Effective sampling methods within TensorFlow input functions
Many real-world machine learning applications require generative or reductive sampling of data. Laxmi Prajapat and William Fletcher demonstrate sampling techniques applied to training and testing data directly inside the input function using the tf.data API.
|Talk Title||Effective sampling methods within TensorFlow input functions|
|Speakers||Laxmi Prajapat (Datatonic), William Fletcher (Datatonic)|
|Conference||O’Reilly TensorFlow World|
|Location||Santa Clara, California|
|Date||October 28-31, 2019|
Many real-world machine learning applications require generative or reductive sampling of data.
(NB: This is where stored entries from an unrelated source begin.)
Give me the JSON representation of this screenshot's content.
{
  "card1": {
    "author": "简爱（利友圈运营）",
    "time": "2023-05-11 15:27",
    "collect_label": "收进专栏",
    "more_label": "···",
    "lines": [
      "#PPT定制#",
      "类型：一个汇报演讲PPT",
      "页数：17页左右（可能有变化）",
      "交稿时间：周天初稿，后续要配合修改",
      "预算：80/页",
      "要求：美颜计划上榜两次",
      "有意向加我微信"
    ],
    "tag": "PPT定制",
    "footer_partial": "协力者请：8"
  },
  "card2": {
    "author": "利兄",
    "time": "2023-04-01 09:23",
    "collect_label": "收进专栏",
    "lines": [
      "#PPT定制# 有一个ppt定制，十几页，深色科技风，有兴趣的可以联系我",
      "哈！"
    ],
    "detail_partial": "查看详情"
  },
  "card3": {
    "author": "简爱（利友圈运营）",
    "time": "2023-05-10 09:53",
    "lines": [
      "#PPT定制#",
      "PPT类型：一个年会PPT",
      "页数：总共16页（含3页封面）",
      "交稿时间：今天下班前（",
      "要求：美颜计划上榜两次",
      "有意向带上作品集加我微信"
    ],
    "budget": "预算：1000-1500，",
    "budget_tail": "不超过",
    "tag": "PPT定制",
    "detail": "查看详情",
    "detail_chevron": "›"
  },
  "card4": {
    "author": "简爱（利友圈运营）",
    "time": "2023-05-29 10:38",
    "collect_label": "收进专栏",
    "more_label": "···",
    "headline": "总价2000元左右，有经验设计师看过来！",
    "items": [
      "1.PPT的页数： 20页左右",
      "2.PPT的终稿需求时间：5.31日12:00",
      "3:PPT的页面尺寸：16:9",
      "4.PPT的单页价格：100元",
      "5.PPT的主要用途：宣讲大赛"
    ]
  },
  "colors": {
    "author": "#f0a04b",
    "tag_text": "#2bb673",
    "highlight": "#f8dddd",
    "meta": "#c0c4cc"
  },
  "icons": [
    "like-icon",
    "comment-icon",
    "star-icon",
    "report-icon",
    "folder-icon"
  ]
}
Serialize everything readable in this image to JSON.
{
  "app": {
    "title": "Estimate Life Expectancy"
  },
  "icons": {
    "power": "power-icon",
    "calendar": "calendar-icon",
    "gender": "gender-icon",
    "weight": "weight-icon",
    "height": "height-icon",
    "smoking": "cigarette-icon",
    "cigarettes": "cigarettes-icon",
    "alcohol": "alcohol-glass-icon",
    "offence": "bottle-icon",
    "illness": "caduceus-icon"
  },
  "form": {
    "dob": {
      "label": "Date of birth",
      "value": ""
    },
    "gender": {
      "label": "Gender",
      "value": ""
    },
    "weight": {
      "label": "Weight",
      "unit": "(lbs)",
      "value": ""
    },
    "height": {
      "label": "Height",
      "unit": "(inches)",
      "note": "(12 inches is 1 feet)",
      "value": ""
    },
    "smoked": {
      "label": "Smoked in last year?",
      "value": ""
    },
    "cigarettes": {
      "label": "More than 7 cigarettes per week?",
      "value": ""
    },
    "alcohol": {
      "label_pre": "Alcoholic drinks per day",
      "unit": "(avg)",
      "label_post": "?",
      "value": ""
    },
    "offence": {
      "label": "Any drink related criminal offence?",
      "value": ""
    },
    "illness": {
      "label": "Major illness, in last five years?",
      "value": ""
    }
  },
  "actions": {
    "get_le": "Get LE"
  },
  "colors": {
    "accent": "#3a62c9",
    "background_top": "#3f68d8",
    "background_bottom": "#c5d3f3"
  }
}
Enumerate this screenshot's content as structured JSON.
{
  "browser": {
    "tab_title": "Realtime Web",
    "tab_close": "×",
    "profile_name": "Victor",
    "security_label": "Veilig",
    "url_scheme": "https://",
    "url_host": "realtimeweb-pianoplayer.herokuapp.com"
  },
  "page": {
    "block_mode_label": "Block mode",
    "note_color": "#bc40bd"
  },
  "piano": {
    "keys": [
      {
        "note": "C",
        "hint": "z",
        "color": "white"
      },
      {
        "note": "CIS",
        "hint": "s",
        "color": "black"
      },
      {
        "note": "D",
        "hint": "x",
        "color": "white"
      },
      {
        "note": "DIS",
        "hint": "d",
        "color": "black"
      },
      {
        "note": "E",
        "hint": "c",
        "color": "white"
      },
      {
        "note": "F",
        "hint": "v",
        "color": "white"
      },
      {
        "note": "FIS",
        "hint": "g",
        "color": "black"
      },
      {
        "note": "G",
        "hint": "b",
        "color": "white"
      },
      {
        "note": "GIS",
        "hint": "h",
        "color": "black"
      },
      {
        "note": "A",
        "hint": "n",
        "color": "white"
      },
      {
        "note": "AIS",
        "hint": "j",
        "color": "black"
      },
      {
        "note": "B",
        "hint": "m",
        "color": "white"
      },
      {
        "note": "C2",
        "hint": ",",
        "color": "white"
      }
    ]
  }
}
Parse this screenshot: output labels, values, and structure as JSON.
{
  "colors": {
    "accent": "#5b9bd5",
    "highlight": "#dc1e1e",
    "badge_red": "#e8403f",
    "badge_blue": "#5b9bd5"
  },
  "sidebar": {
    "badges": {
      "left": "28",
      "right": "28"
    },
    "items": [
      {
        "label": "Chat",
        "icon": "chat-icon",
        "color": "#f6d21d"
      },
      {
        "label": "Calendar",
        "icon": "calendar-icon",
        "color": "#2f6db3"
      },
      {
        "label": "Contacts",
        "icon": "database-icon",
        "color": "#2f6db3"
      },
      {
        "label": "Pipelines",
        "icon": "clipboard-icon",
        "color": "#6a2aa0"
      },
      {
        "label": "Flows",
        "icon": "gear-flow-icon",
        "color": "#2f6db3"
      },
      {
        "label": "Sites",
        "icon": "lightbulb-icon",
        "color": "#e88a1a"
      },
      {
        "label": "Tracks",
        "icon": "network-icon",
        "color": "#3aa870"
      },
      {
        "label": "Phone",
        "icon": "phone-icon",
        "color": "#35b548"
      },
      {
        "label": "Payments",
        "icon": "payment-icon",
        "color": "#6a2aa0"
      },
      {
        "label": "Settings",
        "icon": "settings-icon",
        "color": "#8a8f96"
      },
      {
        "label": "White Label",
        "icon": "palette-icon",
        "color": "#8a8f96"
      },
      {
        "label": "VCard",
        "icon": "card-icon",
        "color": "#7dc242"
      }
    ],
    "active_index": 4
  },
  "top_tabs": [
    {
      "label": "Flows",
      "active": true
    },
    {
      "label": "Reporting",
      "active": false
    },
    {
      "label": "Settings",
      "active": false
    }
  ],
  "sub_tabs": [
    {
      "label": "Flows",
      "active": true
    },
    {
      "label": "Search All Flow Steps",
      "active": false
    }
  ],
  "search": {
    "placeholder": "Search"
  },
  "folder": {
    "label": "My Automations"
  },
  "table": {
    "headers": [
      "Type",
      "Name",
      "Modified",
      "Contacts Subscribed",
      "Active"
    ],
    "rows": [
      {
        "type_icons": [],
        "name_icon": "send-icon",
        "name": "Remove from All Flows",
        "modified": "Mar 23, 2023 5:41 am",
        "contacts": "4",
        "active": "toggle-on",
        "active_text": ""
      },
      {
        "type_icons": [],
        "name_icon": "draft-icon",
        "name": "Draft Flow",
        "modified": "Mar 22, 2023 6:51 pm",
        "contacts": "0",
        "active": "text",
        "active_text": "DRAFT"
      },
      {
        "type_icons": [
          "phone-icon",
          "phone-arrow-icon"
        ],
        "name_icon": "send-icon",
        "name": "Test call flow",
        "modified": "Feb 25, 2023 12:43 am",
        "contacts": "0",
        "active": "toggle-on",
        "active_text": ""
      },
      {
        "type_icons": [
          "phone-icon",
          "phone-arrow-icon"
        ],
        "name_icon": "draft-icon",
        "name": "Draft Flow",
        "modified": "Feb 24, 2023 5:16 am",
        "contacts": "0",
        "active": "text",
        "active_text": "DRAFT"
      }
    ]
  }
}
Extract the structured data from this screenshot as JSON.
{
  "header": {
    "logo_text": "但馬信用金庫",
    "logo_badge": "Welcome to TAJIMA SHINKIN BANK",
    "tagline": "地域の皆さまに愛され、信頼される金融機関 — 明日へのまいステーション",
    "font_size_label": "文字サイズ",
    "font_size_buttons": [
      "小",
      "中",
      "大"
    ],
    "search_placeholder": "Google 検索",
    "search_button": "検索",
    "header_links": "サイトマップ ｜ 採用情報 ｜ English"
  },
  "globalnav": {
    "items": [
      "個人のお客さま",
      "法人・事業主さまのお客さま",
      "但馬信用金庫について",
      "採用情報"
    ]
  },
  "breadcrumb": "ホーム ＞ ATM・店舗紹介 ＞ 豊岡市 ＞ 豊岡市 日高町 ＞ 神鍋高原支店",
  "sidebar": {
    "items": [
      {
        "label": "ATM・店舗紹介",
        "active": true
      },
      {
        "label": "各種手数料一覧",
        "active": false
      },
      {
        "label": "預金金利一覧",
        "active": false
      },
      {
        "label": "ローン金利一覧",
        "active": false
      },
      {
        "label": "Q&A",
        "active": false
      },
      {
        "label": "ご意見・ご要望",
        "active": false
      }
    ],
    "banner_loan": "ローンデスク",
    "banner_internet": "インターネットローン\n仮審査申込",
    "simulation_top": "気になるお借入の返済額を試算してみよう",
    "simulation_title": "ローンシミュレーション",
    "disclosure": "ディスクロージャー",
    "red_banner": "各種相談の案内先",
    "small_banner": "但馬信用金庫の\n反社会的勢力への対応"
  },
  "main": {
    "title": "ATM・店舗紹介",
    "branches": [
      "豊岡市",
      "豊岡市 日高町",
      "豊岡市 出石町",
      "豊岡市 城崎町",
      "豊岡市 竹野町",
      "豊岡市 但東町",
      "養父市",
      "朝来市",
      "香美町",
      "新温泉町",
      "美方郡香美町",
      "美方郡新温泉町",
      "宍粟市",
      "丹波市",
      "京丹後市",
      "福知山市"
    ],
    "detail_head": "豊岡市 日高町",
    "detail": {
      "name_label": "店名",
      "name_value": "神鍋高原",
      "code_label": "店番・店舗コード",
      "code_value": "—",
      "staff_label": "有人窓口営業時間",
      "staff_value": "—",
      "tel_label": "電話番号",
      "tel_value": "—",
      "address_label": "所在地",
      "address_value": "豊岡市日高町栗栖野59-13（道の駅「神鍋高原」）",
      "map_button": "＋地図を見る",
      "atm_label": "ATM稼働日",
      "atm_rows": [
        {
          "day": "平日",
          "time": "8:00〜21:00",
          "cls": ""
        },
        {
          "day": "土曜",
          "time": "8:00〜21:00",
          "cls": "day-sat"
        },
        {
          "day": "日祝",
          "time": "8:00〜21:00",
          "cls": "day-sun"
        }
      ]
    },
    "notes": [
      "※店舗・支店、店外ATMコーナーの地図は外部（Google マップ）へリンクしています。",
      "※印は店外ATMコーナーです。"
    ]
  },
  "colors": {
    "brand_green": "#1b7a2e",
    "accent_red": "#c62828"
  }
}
At training time this may be to deal with class imbalance (e.g., rarity of positives in a binary classification problem or a sparse user-item interaction matrix) or to augment the data stored on file; it may also simply be a matter of efficiency. Laxmi Prajapat and William Fletcher explore some sampling techniques in the context of recommender systems, using tools available in the tf.data API, and detail which methods are beneficial with given data and hardware demands. They present quantitative results, along with a closer examination of potential pros and cons. Naively, a precomputed subsample of data will make for a fast input function. But to take advantage of random samples, more must be done. Laxmi and William consider how to select from a large dataset containing all possible inputs, and they look at generating these in memory using tf.random and exploiting hash tables where appropriate. These methods grant additional flexibility and reduce data preparation workloads.